= Pamela Chan =

Social/consumer activist in hongkong

Pamela Chan Wong-shui is a consumer rights activist and academic in Hong Kong. Originally a social worker, she was Chief Executive of the Hong Kong Consumer Council (HKCC) from 1985 to 2007. She served, concurrently, as an Executive Member and President (from 1997 to 2000) of the Consumers International.

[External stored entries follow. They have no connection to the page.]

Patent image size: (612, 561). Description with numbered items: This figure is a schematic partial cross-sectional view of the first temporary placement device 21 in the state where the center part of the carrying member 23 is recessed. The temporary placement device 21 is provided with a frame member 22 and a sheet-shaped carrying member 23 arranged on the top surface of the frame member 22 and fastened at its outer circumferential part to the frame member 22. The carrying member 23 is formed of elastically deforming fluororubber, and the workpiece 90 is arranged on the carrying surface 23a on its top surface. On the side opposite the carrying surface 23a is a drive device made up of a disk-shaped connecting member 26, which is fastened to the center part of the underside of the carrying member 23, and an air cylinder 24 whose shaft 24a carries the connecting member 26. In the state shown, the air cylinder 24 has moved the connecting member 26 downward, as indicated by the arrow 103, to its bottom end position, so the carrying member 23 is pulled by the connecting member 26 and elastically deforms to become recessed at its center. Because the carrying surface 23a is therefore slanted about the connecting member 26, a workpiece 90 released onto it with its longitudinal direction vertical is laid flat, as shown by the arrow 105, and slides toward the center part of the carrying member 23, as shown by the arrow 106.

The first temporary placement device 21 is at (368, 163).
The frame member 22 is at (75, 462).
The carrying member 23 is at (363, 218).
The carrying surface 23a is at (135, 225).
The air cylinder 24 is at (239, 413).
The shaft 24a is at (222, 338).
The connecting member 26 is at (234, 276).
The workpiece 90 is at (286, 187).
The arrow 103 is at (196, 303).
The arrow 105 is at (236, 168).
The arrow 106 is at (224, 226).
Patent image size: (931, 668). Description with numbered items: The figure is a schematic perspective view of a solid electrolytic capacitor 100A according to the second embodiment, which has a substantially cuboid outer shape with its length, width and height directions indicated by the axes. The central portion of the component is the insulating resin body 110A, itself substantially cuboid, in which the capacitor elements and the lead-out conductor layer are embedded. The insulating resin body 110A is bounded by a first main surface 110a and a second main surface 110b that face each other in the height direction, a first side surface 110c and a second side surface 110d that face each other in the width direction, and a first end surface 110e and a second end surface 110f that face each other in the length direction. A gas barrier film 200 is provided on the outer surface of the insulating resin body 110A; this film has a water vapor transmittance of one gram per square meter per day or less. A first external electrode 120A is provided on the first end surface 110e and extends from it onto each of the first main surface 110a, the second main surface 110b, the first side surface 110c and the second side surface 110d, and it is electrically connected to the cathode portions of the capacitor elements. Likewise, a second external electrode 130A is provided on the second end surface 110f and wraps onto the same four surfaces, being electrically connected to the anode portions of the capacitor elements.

She is an Honorary Lecturer in the Department of Professional Legal Education and a member of the PCLL Academic Boards of both the University of Hong Kong (UHK) and the Chinese University of Hong Kong (CUHK).

==Education==
Chan was graduated from Chung Chi College's Department of Social Work, part of CUHK. She later earned her law degree from then-Peking University in 1994.

==Affiliations==
She has served or currently serves on various Boards and Committees, including: board of directors of The Community Chest, the Advisory Committee on Travel Agents, Travel Industry Compensation Fund Management Board, Hong Kong Housing Authority, the Appeals Tribunal of the Hong Kong Federation of Insurers, the Working Party on Civil Justice Reform of the Hong Kong Special Administrative Region, the Steering Committee on the Review of Legal Education and Training in Hong Kong and the Law Society of Hong Kong.

==Awards==
In 1979, she received the Ten Outstanding Young Persons Award. She was awarded the Bronze Bauhinia Star by the Government of the Hong Kong Special Administrative Region in 1998 and a Gold Award by the China Consumer Association two years later in recognition of her contributions to consumer rights protections.

In 2006, Chan was awarded the Rhoda Karpatkin Award from the American Council on Consumer Interests for her work and leadership in contributing to Hong Kong consumers' welfare and China's consumer movement.